ROMANS: What about consumers? You know, many of us watching this program are not going to be the CEO who try to make a more sustainable product or could try to do better for their employees or their country. Well, what about the consumer, should the consumer spend, invest and make money based on values not on greed?

CHOPRA: First thing the consumer should learn to do is to stop spending money that they haven't earned to buy things they don't need to impress people they don't like. OK, we start off on the wrong track, we are buying stuff that we don't need with money that we still haven't earned just so we can keep up with the Joness.
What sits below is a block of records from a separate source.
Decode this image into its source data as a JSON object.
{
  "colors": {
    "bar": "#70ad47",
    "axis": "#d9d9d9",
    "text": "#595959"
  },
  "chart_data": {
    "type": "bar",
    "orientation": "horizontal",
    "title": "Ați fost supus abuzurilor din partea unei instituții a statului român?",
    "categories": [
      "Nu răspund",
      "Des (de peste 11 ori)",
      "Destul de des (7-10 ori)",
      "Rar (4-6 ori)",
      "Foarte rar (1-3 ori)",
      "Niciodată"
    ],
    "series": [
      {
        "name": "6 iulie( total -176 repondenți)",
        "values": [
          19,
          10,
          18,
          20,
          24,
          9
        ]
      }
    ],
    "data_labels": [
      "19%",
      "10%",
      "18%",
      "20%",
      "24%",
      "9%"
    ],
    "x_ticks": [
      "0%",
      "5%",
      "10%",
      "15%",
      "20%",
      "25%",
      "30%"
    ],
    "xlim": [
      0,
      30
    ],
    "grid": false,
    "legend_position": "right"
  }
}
ROMANS: Were Americans filling something in their soul over the 20 or 30 years by buying things on borrowed money, a hangover after the holidays because they have to pay for something that maybe was just a sugar rush in their life. Is there a way to fix or change that mentality?

CHOPRA: Slowly and we all have to participate in it. Money reflects -- the way we spend money reflects our values. So we've spent money with only one inner dialogue, me, me, me, me. Now spend money with the inner dialogue we. Turn me around and make it we.

ROMANS: Do you believe that with faith comes the responsibility to give?

CHOPRA: I think all faith is based on giving. The biggest message of Jesus Christ is to go and serve and help the rest of humanity. If you do that, then yes, there is the flow of abundance, but by faith means I'm going to pray to God and somehow money is going to start flowing in. That is not real faith. That is greed.

ROMANS: Let me ask you one last question, you have one piece of advice for the American consumer watching this who feels frustrated about all of the things that have happened and now may be playing defense with their finances. What do you say to them?

CHOPRA: I think first of all, don't be scared. It is a hard time for a lot of people. A lot of people are suffering. We must have compassion and understanding for this suffering but, you know, in a sense we allowed Wall Street to governor our lives and now Wall Street itself is paying its karmic debt. As Wall Street recovers, we should right now think of spending money in a way that helps everyone and let's focus on relationships instead of consumption. It is an ugly word we have to describe ourselves in America. We call ourselves consumers. Just think of the images that conjure up in your imagination when you just say the word consumer. We are a conference of relationships so focus on love, kindness, compassion and giving. The universe is abundant, it will flow.

ROMANS: All right,Deepak Chopra, thank you so much for joining us.

CHOPRA: Thank you.

ROMANS: Congratulations on your most recent book.